Tiny Steps Clinic: Konsultasi Gizi dan MPASI di Bekasi

Perkembangan Si Kecil sangat dipengaruhi oleh kualitas nutrisi di bulan-bulan pertama MPASI. Jika Moms & Dads punya pertanyaan spesifik tentang bahan makanan, penanganan alergi, atau khawatir Si Kecil tidak mau makan, dr. Sriwulan, Sp.A dan dr. Lowelly Napitupulu, Sp.A di Tiny Steps Clinic siap membantu dengan panduan yang disesuaikan kondisi Si Kecil.

Buat janji konsultasi sekarang via WhatsApp: 0881-0249-56133

Lihat profil dokter: dr. Sriwulan, Sp.A | dr. Lowelly Napitupulu, Sp.A

Bahan yang Sebaiknya Dihindari di Usia 7 Bulan

Bukan hanya soal apa yang boleh diberikan, tapi juga apa yang belum waktunya:

  • Garam dan gula: Ginjal bayi belum mampu memproses garam berlebih. Gula tambahan juga tidak diperlukan karena semua karbohidrat diubah menjadi glukosa. Makanan bayi tidak perlu terasa enak di lidah orang dewasa.
  • Madu: Pantang mutlak di bawah 1 tahun karena risiko botulisme.
  • Susu sapi murni sebagai minuman utama: Boleh masuk sebagai bahan masakan (sedikit), tapi tidak sebagai pengganti ASI atau formula.
  • Makanan dengan tekstur kasar atau potongan besar: Risiko tersedak masih tinggi di usia ini.
  • Kacang utuh: Sama, risiko tersedak. Boleh dalam bentuk pasta kacang yang sangat halus.

Kapan Harus ke Dokter?

Konsultasikan ke dokter spesialis anak jika:

  • Si Kecil menolak semua makanan padat setelah 4 minggu MPASI dimulai
  • Berat badan tidak naik atau turun signifikan setelah MPASI berjalan
  • Muncul ruam, bengkak di bibir/wajah, atau sesak napas setelah makan (reaksi alergi)
  • Diare atau sembelit yang terus-menerus tanpa perbaikan
  • Si Kecil tampak tidak tertarik makan sama sekali dan lemas
  • Tekstur makanan sulit ditoleransi: bayi selalu memuntahkan makanan bertekstur

Jangan tunda konsultasi. Masalah MPASI yang ditangani lebih awal jauh lebih mudah diatasi dibanding yang sudah berlangsung berbulan-bulan.

Kesimpulan

Usia 7 bulan adalah waktu yang tepat untuk mulai memperluas variasi menu MPASI Si Kecil. Tidak perlu masak yang rumit dan mewah. Yang paling penting adalah variasi bahan, tekstur yang sesuai, dan konsistensi dalam memperkenalkan makanan baru. Ingat, tujuan utama MPASI di tahap ini bukan sekadar mengenyangkan, tapi membangun fondasi kebiasaan makan yang baik untuk jangka panjang.

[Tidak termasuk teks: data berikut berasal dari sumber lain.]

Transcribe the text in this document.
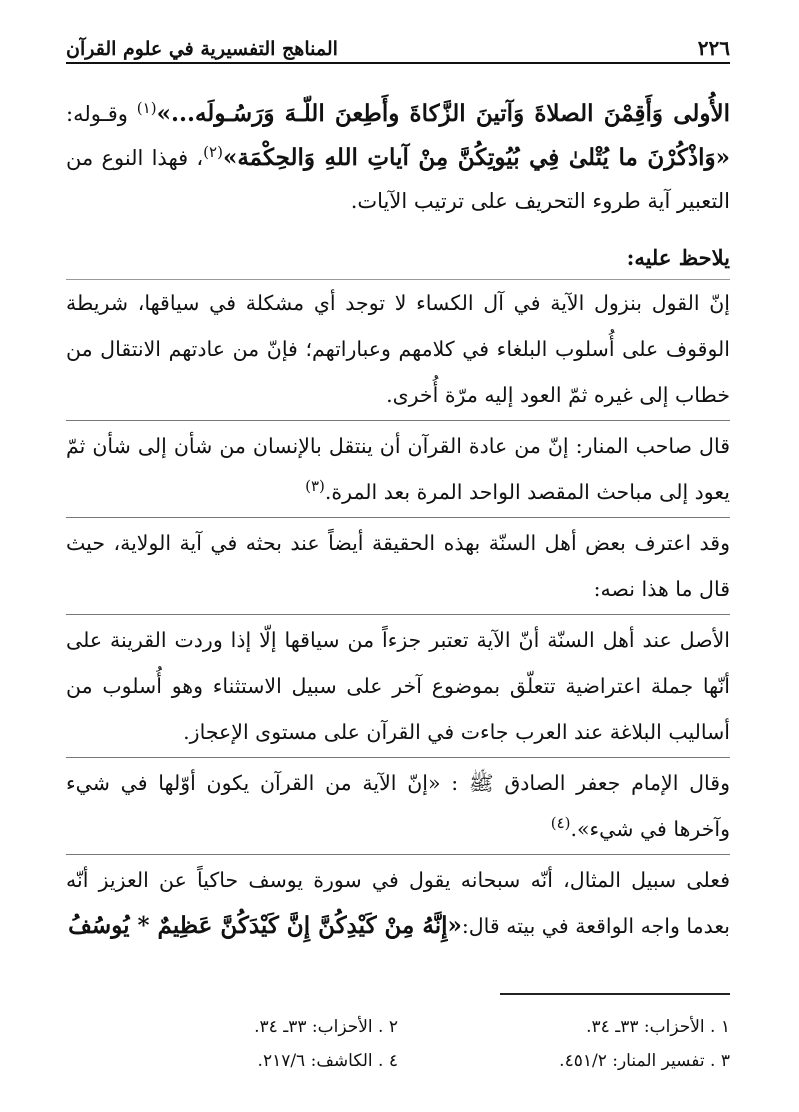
٢٢٦
المناهج التفسيرية في علوم القرآن
الأُولى وَأَقِمْنَ الصلاةَ وَآتينَ الزَّكاةَ وأَطِعنَ اللّـهَ وَرَسُـولَه...»$^{(١)}$ وقـوله: «وَاذْكُرْنَ ما يُتْلىٰ فِي بُيُوتِكُنَّ مِنْ آياتِ اللهِ وَالحِكْمَة»$^{(٢)}$، فهذا النوع من التعبير آية طروء التحريف على ترتيب الآيات.
يلاحظ عليه:

إنّ القول بنزول الآية في آل الكساء لا توجد أي مشكلة في سياقها، شريطة الوقوف على أُسلوب البلغاء في كلامهم وعباراتهم؛ فإنّ من عادتهم الانتقال من خطاب إلى غيره ثمّ العود إليه مرّة أُخرى.

قال صاحب المنار: إنّ من عادة القرآن أن ينتقل بالإنسان من شأن إلى شأن ثمّ يعود إلى مباحث المقصد الواحد المرة بعد المرة.$^{(٣)}$

وقد اعترف بعض أهل السنّة بهذه الحقيقة أيضاً عند بحثه في آية الولاية، حيث قال ما هذا نصه:

الأصل عند أهل السنّة أنّ الآية تعتبر جزءاً من سياقها إلّا إذا وردت القرينة على أنّها جملة اعتراضية تتعلّق بموضوع آخر على سبيل الاستثناء وهو أُسلوب من أساليب البلاغة عند العرب جاءت في القرآن على مستوى الإعجاز.

وقال الإمام جعفر الصادق ﷺ : «إنّ الآية من القرآن يكون أوّلها في شيء وآخرها في شيء».$^{(٤)}$

فعلى سبيل المثال، أنّه سبحانه يقول في سورة يوسف حاكياً عن العزيز أنّه بعدما واجه الواقعة في بيته قال:«إِنَّهُ مِنْ كَيْدِكُنَّ إِنَّ كَيْدَكُنَّ عَظِيمٌ * يُوسُفُ

١ . الأحزاب: ٣٣ـ ٣٤.
٢ . الأحزاب: ٣٣ـ ٣٤.
٣ . تفسير المنار: ٤٥١/٢.
٤ . الكاشف: ٢١٧/٦.
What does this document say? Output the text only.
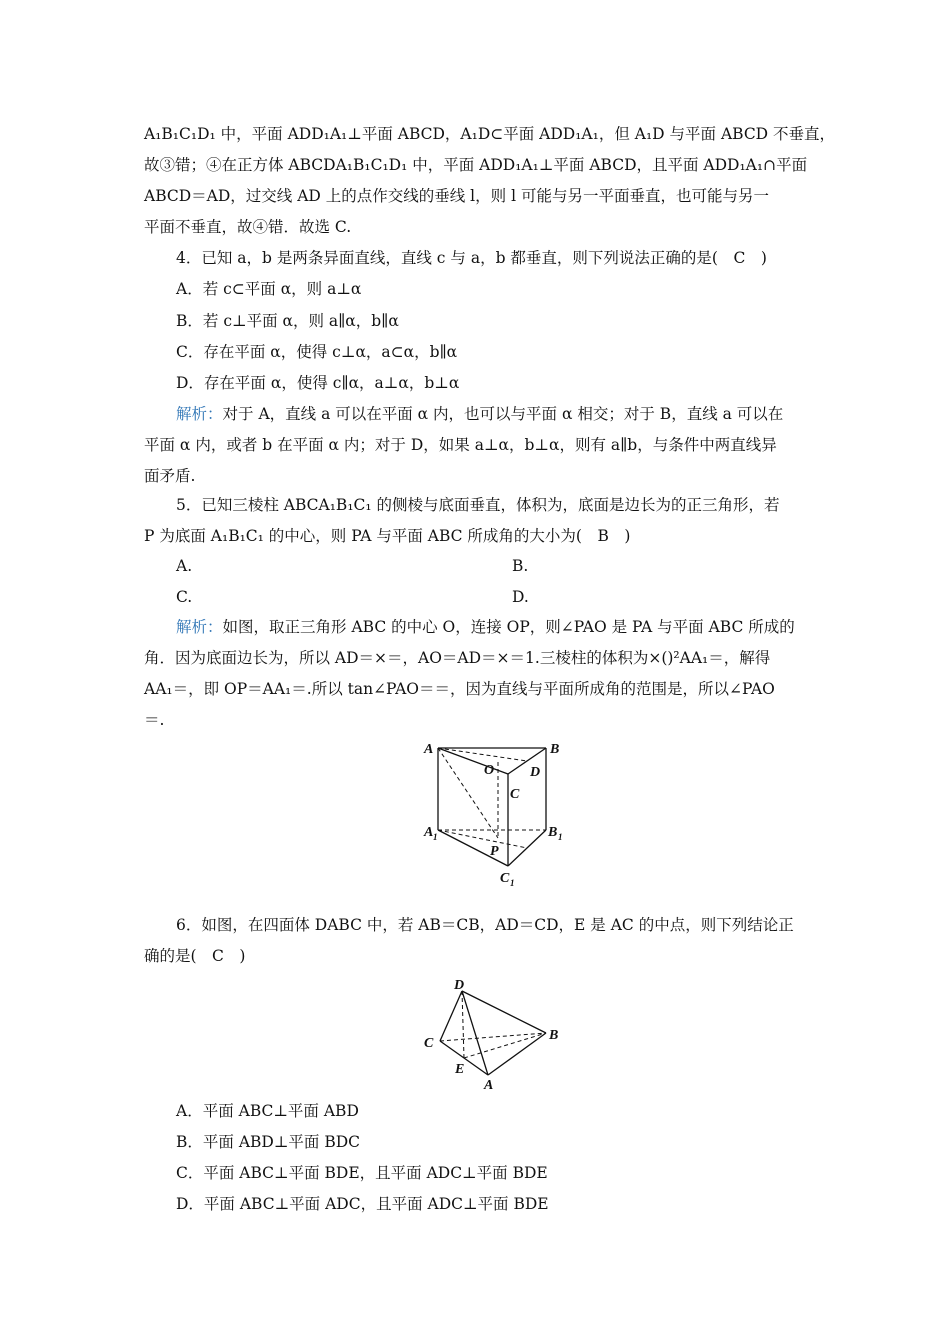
A₁B₁C₁D₁ 中，平面 ADD₁A₁⊥平面 ABCD，A₁D⊂平面 ADD₁A₁，但 A₁D 与平面 ABCD 不垂直，
故③错；④在正方体 ABCDA₁B₁C₁D₁ 中，平面 ADD₁A₁⊥平面 ABCD，且平面 ADD₁A₁∩平面
ABCD＝AD，过交线 AD 上的点作交线的垂线 l，则 l 可能与另一平面垂直，也可能与另一
平面不垂直，故④错．故选 C.
4．已知 a，b 是两条异面直线，直线 c 与 a，b 都垂直，则下列说法正确的是(　C　)
A．若 c⊂平面 α，则 a⊥α
B．若 c⊥平面 α，则 a∥α，b∥α
C．存在平面 α，使得 c⊥α，a⊂α，b∥α
D．存在平面 α，使得 c∥α，a⊥α，b⊥α
解析：对于 A，直线 a 可以在平面 α 内，也可以与平面 α 相交；对于 B，直线 a 可以在
平面 α 内，或者 b 在平面 α 内；对于 D，如果 a⊥α，b⊥α，则有 a∥b，与条件中两直线异
面矛盾.
5．已知三棱柱 ABCA₁B₁C₁ 的侧棱与底面垂直，体积为，底面是边长为的正三角形，若
P 为底面 A₁B₁C₁ 的中心，则 PA 与平面 ABC 所成角的大小为(　B　)
A.	B.
C.	D.
解析：如图，取正三角形 ABC 的中心 O，连接 OP，则∠PAO 是 PA 与平面 ABC 所成的
角．因为底面边长为，所以 AD＝×＝，AO＝AD＝×＝1.三棱柱的体积为×()²AA₁＝，解得
AA₁＝，即 OP＝AA₁＝.所以 tan∠PAO＝＝，因为直线与平面所成角的范围是，所以∠PAO
＝.
A	B
O	D
C
A 1	B 1
P
C 1
6．如图，在四面体 DABC 中，若 AB＝CB，AD＝CD，E 是 AC 的中点，则下列结论正
确的是(　C　)
D
C
B
E
A
A．平面 ABC⊥平面 ABD
B．平面 ABD⊥平面 BDC
C．平面 ABC⊥平面 BDE，且平面 ADC⊥平面 BDE
D．平面 ABC⊥平面 ADC，且平面 ADC⊥平面 BDE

Jika ada keraguan tentang menu, alergi, atau perkembangan Si Kecil secara umum, tim dokter spesialis anak Tiny Steps Clinic di Summarecon Bekasi selalu siap membantu. Hubungi kami via WhatsApp di 0881-0249-56133.

FAQ: Menu MPASI Bayi 7 Bulan

Bolehkah bayi 7 bulan makan telur setiap hari?

Boleh, selama tidak ada tanda alergi. Kuning telur adalah sumber zat besi, kolin, dan lemak baik yang sangat berguna untuk perkembangan otak. Cukup satu kuning telur per hari, kukus matang dan haluskan. Putih telur boleh diperkenalkan bertahap setelah kuning telur ditoleransi dengan baik.

Bayi saya 7 bulan sudah bisa makan berapa kali sehari?

Di usia 7 bulan, WHO dan IDAI merekomendasikan 2-3 kali makan utama per hari, ditambah 1-2 sesi snack ringan. ASI atau formula tetap diberikan sesuai kebutuhan. Tidak ada target porsi yang kaku, ikuti sinyal lapar dan kenyang Si Kecil.

Apakah bayi 7 bulan sudah boleh makan ikan laut?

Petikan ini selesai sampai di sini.